A scenic drive goes nowhere. This is part of its appeal. It cuts through space and it crosses vast expanses, but it doesn’t connect towns or serve any real practical purpose; it exists to reveal landscape.
The Blue Ridge Parkway goes nowhere. This black ribbon of a road unwinds across fields and mountains. A road is a thing, but a drive is an activity, something undertaken.
White and brown signs mark the road’s entrances and exits. These signs depict the silhouette of a mountain and a tree whose branches unfold in tiers. The world as a cutout. These signs also outline a driver’s choice: NORTH or SOUTH. But neither direction seems to signify what lies ahead.
And it’s difficult to determine when to get on and off the road. Conversations with friends along for the ride go something like this:
“Should we get off here?”
“I don’t know.”
“Well, do you want to keep going for a bit?”
“Sure.”
“We could keep going for a while.”
“Okay.”
“There will be another place to get off.”
“Sounds good.”
“Lots of options.”
“Perfect.”
Although scenic overlooks pop up every few miles along the Parkway, I think it’s best to see the mountains from a moving car. This keeps the peaks from settling into stasis; they can’t remain fixed, even if they might want to. Sometimes they look like an old-fashioned, painted Hollywood backdrop. The Blue Ridge is already a metaphor, an impossible color.

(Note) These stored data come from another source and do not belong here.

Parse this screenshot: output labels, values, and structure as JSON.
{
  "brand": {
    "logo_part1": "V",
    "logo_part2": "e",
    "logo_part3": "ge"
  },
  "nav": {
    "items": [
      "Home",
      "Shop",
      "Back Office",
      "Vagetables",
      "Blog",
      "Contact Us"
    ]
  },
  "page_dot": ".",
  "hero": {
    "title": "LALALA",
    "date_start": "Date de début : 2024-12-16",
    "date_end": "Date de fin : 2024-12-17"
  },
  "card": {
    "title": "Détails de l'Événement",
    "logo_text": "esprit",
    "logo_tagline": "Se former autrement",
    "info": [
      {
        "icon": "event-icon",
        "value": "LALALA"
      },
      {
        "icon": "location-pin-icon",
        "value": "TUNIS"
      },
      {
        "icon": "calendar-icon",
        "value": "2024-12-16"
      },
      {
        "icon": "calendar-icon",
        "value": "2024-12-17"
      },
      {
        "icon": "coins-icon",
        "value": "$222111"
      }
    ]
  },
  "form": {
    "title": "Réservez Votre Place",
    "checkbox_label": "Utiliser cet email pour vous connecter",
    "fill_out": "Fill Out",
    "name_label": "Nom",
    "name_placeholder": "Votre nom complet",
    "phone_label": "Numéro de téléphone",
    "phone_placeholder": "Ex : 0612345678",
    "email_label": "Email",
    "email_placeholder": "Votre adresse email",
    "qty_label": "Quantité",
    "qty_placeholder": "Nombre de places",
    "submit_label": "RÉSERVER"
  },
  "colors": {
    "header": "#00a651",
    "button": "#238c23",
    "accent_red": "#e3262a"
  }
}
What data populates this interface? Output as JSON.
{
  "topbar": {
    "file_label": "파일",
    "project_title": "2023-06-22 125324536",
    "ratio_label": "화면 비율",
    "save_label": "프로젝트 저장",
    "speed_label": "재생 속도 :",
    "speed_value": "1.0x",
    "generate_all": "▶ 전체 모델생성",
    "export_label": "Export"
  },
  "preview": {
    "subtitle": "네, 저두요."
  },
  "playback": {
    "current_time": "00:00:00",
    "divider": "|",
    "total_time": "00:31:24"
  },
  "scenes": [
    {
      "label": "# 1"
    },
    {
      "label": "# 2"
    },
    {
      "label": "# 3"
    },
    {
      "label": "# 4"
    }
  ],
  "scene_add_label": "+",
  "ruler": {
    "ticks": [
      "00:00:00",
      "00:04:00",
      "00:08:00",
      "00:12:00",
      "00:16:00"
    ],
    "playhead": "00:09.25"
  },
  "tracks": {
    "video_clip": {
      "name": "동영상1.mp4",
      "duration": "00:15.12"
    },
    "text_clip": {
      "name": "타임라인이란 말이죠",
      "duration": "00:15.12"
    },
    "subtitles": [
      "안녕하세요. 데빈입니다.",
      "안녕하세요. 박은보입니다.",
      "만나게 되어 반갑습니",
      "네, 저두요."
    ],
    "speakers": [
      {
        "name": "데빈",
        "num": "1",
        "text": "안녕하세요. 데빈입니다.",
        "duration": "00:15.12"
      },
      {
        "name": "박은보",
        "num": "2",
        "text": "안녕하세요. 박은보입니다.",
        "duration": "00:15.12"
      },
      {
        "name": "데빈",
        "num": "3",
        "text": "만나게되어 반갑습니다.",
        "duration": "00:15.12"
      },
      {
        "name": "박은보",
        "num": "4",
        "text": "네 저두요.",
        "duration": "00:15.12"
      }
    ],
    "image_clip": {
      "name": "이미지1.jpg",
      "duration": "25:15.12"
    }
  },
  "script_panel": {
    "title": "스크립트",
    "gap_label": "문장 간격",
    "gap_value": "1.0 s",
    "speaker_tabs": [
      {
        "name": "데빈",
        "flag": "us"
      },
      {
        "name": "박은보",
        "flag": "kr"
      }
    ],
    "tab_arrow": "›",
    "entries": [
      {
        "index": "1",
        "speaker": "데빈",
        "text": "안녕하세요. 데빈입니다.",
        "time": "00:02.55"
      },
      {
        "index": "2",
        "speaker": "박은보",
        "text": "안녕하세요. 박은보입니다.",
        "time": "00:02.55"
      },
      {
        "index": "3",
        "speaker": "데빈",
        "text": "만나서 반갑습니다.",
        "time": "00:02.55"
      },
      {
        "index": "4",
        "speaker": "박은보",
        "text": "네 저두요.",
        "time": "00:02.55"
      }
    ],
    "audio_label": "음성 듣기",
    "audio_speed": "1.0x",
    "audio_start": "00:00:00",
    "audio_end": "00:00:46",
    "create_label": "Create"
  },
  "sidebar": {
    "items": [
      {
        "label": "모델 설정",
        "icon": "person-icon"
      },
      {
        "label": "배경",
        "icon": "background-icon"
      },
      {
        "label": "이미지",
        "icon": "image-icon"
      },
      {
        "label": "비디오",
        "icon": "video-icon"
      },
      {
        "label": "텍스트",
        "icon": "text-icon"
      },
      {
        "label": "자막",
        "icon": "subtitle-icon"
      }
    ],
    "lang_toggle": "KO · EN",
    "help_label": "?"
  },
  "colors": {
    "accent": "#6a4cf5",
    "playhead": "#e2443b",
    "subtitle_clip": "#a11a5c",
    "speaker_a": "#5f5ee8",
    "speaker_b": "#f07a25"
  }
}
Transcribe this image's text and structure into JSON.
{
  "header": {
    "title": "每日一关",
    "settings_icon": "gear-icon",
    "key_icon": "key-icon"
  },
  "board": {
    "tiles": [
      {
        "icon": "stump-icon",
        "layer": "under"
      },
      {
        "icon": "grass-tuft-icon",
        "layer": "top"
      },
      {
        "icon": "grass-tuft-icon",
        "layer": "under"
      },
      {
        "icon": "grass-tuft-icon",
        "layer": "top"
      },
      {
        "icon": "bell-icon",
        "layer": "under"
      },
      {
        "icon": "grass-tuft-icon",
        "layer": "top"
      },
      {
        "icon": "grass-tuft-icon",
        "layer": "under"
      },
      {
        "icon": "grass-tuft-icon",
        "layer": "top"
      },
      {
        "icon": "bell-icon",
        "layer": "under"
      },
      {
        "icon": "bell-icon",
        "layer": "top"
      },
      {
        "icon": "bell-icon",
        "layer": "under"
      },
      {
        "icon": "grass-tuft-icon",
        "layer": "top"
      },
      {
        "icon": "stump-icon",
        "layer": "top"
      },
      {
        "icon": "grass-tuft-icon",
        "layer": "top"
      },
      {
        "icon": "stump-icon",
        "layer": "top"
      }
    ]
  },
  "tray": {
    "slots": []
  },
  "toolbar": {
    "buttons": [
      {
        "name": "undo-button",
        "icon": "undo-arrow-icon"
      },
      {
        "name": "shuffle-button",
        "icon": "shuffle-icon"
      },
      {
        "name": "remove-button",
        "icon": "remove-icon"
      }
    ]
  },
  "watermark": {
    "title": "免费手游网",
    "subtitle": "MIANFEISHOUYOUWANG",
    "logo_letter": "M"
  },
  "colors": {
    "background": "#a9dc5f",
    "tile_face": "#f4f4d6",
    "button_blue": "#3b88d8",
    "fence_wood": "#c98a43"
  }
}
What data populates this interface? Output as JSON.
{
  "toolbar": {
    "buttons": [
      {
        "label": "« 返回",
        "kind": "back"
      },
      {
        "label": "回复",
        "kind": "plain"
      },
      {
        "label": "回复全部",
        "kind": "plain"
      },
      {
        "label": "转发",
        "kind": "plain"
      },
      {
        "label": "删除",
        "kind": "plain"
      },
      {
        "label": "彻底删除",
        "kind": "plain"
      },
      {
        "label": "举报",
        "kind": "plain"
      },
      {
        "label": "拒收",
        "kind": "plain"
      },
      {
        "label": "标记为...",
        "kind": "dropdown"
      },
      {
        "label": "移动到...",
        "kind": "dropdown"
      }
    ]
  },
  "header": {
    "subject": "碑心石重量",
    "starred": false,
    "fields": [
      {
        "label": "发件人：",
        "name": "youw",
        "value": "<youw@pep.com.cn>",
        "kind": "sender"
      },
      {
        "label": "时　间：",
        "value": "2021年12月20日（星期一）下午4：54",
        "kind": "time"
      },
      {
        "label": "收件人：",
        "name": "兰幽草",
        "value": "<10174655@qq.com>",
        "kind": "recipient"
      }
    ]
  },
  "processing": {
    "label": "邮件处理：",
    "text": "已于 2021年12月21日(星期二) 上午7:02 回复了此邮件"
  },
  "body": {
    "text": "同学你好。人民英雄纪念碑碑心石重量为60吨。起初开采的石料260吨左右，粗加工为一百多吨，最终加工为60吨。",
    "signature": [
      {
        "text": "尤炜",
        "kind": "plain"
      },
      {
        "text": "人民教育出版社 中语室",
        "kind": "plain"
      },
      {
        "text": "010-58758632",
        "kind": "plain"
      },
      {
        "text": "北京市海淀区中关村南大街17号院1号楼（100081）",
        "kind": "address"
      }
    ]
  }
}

During snowstorms, bolted gates close off the Parkway and make the road look wild, as if everything beyond is dangerous and forbidden. A parallel two-lane highway runs alongside the more inhabited stretches in Virginia, and in snowstorms, the locked gates force you onto this road, and as you drive it, you see the Parkway right there, next to you — not far off, but off-limits.
I drive the Parkway to feel static, because sometimes I like to feel that I’m not going anywhere. And one day, I found another kind of stasis along this road. An arrested place. An inn in the form of three red cabooses on a sloping hillside, just off the Parkway in Fancy Gap, Virginia.
Each had a deck that grounded it in space and proclaimed its house-ness, its removal from the realm of motion. Driving up to the cabooses, I thought of summer camp, where we all used to sing “The Gambler” in a bat-filled barn in the mountains of Northern California.
On a warm summer’s eve
On a train bound for nowhere
I met up with a gambler
We were both too tired to sleep…
We didn’t know who these men smoking cigarettes were, or why they were on a train bound for nowhere, but at night we lay in the hay and sang this song like an incantation. I thought, and maybe the others did, too, that it communicated some sort of profound adult wisdom I might understand one day.
And now I had found a train that was bound for nowhere.
I sat on the deck of my caboose and drank bourbon while my dog ran across the tan hills, which in the setting sun resembled a Wyeth painting. Geese honked in the distance, the sound violent and determined, like a warning.
“Caboose” used to refer to the cook room or kitchen on the deck of a man-of-war or an oven or fireplace erected on land. It was only in the mid-nineteenth century that it came to mean the last car on a freight train. A thing that was usually, but not always, red.
Until several decades ago, every freight train in America had a caboose. Sometimes they housed the conductor’s and brakemen’s offices. Some had cupolas where staff sat and inspected the train from above the roof. Others were equipped with bay windows that allowed a view up the side of the train, all the way from the end to the front.
Mine had a bay window. Inside, the bed was pushed up against the far wall, near where the train once was. The windows were small. Of course. The décor was simple: a kitchenette, a bed, a black leather office chair and an oversized Jacuzzi bathtub. Outside, there was a deck, where I sat for hours and watched the light change and then disappear altogether.
Cabooses helped train crews to see dangers that might lie farther down the track. To look ahead. Those in the caboose had a privileged vantage point. The train moved them forward through space, but it was also the object of their gaze. They kept watch.
A caboose without a train can’t see into the future.
The geese honked late into the night, and as I lay in bed, I wondered if I would dream of this caboose traveling through marked and mapped space and into the realm of the prophetic, where what is anticipated comes to be.